E-mail privacy: New law review article

Leave it to the newspapers to be a source. In today’s local paper is mention of a really interesting and excellent law review article: Ned Snow, A Copyright Conundrum: Protecting Email Privacy, 55 Kan. L. Rev. 101 (2007), which can be opened or downloaded here. The Abstract follows:

The practice of email forwarding deprives email senders of privacy. Expression meant for only a specific recipient often finds its way into myriad inboxes or onto a public website, exposed for all to see. Simply by clicking the “forward” button, email recipients routinely strip email senders of expressive privacy. The common law condemns such conduct. Beginning over two-hundred-fifty years ago, courts recognized that authors of personal correspondence hold property rights in their expression. Under common-law copyright, authors held a right to control whether their correspondence was published to third parties. This common-law protection of private expression was nearly absolute, immune from any defense of “fair use.” Accordingly, the routine practice of email forwarding would violate principles of common-law copyright.

The issue of whether common-law copyright today protects email expression turns on whether the Federal Copyright Act preempts common-law copyright. The Copyright Act includes a fair-use defense to infringing uses of unpublished works, and that defense likely applies to email forwarding. A strong argument exists, however, that the Act does not preempt common-law rights of expression which protect privacy. Federal preemption extends only as far as the Constitution permits. According to the Copyright Clause in the Constitution, federal property rights in expression are limited to rights that forward a utilitarian end. Rights of privacy do not forward a utilitarian end. The Act should therefore be construed as not preempting common-law copyright’s protection of privacy. Email forwarding must yield to privacy protection.

Would the courts find an expectation of privacy that society would recognize as reasonable in e-mail once sent?

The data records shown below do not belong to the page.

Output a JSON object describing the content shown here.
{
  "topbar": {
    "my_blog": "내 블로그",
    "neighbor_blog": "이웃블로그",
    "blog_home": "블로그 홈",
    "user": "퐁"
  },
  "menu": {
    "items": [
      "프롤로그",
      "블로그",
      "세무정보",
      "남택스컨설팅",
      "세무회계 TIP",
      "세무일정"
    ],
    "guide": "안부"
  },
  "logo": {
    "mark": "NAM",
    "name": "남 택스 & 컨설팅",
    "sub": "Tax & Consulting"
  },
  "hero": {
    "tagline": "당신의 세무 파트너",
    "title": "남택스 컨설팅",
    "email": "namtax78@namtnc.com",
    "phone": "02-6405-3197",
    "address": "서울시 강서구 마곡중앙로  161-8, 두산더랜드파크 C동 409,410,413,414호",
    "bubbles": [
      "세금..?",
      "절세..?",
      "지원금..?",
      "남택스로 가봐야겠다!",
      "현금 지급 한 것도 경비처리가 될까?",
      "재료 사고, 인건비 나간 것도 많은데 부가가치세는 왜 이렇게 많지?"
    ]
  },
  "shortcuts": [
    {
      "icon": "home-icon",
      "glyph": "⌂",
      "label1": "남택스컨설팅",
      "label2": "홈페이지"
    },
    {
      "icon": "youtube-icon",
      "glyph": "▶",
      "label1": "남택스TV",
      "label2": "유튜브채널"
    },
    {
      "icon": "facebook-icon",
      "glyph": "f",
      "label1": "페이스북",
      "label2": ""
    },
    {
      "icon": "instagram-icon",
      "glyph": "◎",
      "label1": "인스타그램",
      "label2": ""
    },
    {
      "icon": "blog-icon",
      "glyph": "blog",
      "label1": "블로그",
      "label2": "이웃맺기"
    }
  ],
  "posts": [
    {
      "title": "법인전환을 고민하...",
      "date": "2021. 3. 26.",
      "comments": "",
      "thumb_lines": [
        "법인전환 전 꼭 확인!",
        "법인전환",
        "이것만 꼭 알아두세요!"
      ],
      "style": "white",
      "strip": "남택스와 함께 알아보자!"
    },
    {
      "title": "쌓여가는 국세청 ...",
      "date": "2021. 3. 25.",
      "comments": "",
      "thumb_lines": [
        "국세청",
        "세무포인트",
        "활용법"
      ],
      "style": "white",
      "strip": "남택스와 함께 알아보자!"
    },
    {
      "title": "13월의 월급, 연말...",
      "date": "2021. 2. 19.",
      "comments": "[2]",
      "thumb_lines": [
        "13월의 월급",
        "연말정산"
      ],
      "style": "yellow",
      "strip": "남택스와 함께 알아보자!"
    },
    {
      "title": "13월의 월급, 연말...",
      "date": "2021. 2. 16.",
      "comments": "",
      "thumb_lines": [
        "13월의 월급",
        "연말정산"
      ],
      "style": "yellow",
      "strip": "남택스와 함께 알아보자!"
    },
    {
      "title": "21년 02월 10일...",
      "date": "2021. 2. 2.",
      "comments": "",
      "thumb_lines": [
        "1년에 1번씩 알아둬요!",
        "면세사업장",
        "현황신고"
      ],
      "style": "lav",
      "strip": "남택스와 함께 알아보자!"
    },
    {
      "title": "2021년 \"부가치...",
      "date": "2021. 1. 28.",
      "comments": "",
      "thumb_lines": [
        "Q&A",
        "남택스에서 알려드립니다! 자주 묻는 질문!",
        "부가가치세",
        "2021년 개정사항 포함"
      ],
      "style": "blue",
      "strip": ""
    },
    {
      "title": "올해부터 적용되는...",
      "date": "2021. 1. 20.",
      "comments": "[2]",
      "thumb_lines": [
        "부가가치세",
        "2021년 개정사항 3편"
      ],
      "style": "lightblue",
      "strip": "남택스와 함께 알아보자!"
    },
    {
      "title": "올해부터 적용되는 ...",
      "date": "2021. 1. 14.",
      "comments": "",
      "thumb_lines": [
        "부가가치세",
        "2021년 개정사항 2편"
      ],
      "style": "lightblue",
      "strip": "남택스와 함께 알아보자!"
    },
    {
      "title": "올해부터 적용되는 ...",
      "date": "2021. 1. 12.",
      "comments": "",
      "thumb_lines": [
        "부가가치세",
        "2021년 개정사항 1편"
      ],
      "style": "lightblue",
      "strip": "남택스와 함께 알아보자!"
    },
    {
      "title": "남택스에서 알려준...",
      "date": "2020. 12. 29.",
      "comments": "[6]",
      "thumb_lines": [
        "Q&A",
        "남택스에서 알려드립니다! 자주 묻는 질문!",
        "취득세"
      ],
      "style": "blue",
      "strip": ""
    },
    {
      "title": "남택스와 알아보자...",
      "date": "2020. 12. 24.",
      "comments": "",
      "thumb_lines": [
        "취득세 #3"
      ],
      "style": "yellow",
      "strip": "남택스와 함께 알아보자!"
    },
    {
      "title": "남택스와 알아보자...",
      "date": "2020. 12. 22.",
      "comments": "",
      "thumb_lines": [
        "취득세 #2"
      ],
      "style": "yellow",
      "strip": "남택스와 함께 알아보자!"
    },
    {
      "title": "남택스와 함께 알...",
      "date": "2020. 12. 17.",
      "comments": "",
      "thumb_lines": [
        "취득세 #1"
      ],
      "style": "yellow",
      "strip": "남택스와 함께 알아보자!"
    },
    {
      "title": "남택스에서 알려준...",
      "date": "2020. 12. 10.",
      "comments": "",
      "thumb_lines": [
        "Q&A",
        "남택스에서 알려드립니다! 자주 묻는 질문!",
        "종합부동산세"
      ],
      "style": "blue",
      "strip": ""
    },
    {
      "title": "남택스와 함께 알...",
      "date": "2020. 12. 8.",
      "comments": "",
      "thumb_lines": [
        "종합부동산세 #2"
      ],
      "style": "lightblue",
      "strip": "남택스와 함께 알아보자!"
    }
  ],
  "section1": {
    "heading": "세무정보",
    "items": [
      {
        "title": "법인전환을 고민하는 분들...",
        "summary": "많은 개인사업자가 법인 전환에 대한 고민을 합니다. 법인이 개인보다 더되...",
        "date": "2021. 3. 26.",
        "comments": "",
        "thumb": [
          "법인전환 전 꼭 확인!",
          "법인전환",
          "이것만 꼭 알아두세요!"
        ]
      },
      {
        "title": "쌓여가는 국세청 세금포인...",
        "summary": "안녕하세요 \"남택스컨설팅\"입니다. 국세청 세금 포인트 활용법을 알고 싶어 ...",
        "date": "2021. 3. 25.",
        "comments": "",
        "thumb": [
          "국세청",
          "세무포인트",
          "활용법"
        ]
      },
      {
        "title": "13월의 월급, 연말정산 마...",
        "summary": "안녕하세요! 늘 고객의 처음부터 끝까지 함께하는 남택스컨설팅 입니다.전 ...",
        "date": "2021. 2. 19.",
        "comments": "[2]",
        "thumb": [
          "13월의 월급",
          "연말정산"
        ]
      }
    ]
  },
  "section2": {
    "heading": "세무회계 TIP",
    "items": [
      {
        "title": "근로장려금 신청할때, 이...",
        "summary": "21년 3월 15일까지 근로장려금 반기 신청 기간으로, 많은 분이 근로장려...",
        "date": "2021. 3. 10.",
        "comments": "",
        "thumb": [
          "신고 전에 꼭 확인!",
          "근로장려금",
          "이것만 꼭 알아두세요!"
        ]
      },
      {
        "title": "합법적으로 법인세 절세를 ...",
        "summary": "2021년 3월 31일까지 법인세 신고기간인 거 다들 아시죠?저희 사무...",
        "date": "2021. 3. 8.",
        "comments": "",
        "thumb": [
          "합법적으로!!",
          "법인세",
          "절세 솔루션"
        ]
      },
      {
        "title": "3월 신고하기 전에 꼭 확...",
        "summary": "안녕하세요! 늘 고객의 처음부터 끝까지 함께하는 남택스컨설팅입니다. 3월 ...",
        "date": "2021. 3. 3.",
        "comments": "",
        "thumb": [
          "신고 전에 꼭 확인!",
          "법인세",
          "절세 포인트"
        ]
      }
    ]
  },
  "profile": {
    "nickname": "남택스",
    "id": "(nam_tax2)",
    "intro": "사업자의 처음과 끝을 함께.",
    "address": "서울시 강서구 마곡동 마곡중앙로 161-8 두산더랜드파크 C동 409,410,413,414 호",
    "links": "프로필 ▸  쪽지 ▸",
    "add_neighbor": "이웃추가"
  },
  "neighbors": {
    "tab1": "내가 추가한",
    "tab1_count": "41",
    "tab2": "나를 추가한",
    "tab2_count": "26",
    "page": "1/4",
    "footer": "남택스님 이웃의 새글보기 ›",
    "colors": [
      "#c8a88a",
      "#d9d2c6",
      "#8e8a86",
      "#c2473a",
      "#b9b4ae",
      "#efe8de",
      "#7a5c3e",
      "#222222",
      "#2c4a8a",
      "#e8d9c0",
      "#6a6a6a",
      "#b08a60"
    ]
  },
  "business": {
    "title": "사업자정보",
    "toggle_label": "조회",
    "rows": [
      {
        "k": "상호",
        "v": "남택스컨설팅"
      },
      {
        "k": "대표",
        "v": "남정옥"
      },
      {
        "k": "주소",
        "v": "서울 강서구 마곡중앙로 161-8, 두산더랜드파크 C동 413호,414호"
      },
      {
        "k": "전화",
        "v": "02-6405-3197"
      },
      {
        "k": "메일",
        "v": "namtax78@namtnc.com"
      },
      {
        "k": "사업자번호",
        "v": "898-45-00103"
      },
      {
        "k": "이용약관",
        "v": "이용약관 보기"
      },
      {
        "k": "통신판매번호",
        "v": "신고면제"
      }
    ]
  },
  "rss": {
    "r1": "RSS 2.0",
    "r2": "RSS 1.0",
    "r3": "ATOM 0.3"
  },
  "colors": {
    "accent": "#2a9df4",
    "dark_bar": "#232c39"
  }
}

As the White House is about to find out, “e-mail is forever.” Copyright maybe; under traditional Fourth Amendment doctrine, no because, by sending an e-mail, like mailing a letter, once it is out there, it is fair game.

But, that is the point of the article: E-mail actually inhibits free and frank discussion because of fear of forwarding. What I hate are people that shoot off e-mails without thinking about them, or looking at the recipient (as they respond to an entire list serv with something confidential). Written letters give you time to think, reflect, and change your mind. An e-mail can go around the world in a matter of a second or two. A forwarded e-mail in minutes or hours, and you have no control.

Remember e-mail etiquitte:

23. Do not use email to discuss confidential information.

Sending an email is like sending a postcard. If you don’t want your email to be displayed on a bulletin board, don’t send it. Moreover, never make any libelous, sexist or racially discriminating comments in emails, even if they are meant to be a joke.

. . .

28. Don’t send or forward emails containing libelous, defamatory, offensive, racist or obscene remarks.

By sending or even just forwarding one libelous, or offensive remark in an email, you and your company can face court cases resulting in multi-million dollar penalties.